Someone’s doctor told him he must eat more sensibly and mind his health. Rather than poo-pooing the physician’s advice Someone is doing a fine job at laying off the verbotens, although he doesn’t seem too happy for his effort. I’m proud of him for taking his health more  seriously and for getting back to regular exercise. Harper is also pleased as punch for he is coming on our morning walks. Urs Truly is benefitting as well; my eating and exercise are improving what with a partner willing to go along with it all.

In my/our zeal to improve our health and trim our waistlines I hope to see an improvement in my stamina. This means doing my nemesis the calisthenics. I’ve never been good at them. I get quickly tired jumping around. I’ve had vast improvements in dead weights and the elliptical but I still become too easily short-winded doing the simplest things like jumping jacks or rapid pushups.
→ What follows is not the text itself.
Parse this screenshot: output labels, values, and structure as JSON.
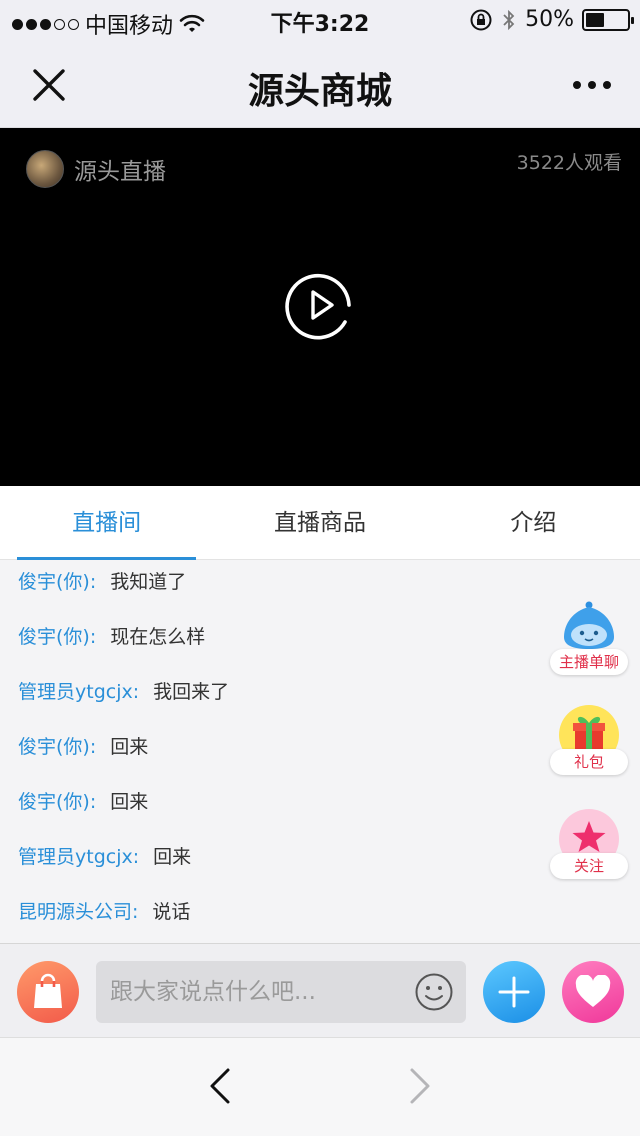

The personal trainer is making me do some very unpleasant maneuvers.

A particularly irksome exercise is the burpee. It entails dropping down into a crouching position and kicking your legs back to do a push up and back up you go. Alas, I am as graceful and as quick as a Thanksgiving parade float. I do them at a much slower rate than in the instructional videos. “how do you make things go faster?” I want to ask the staff at LA Fitness.




I suppose I could improve my endurance by joining an aerobic class. Alas, my vanity gets in the way. The aerobic classes are quite packed and nearly all female. I would be most unwelcome, not only for my male sex but for my clumsiness.**

All the same I am determined to improve myself. I’d like to experience mobility and speed without dyspnea.


** Think of Barbara S. in “Funny Girl” in the roller-skate scene.